4. The forces not only threatened to burn down the houses with children inside but also threatened the women with the kind of violence they experienced during the time of Salwa Judum.

5. The security forces also looted rations, consumed poultry causing huge economic loss to the already impoverished villagers. (See annexure 3 for more details)

6. When women asked the security forces for money for the rations they had consumed the women were beaten up with lathi and rifles. Older people were also beaten (See Annexure 3 for details)

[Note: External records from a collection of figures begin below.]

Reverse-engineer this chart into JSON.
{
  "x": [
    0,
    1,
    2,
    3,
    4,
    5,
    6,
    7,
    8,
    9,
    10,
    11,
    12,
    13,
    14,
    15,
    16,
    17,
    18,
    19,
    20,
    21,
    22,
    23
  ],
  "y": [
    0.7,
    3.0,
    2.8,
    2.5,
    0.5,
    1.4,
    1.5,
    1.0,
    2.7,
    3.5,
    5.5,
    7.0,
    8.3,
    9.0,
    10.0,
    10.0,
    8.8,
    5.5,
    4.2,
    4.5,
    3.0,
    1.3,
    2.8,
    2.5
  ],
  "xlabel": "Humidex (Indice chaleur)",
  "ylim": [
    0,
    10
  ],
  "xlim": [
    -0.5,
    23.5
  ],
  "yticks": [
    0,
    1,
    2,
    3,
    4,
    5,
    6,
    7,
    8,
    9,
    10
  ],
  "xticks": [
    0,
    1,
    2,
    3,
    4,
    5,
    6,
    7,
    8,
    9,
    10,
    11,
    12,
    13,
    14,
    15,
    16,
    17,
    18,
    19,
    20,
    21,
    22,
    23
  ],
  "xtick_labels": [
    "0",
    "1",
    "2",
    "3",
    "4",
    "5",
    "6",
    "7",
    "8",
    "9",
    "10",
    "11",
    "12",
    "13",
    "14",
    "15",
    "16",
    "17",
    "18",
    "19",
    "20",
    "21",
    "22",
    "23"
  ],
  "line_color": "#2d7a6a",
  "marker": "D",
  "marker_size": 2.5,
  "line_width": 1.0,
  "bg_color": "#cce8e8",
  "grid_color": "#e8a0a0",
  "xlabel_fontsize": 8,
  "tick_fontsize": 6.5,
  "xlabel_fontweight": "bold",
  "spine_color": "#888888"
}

7. On 18 January, 2016, members from the fact finding team along with 12 women of Nendra went to the Collectorate to bring to his attention the incidents in Nendra. However, the women had to wait till the 21 January to get their FIR registered, that too after a prolonged struggle with the administration. (see page 16 of the report for details)

State Response

A significant part of the team’s energies went into meeting officials in a bid to register FIRs against the accused. In all three cases the response of the administration was one of insensitivity and hostility. In the case of the fake encounter at Peddajejor, the official response was of “we will look into the matter”. The efforts involved in filing the FIR in the Kunna case took almost 13 days of constant pressure by the survivors and team members. In the Nendra incident, even when the Collector ordered the recording of statements, the police refused. Only after the fact-finding team was able to meet members of the NCW (National Commission of Women) who were collecting information regarding the infamous Peddagellur incident of October 2015, that the FIR was finally lodged on 21st January.

These incidents, along with the climate of fear that has been created for ordinary villagers, activists, lawyers and journalists, needs to be seen in the light of Mission 16, which forms the governments objective in eliminating Maoists and handing over these lands to mining companies.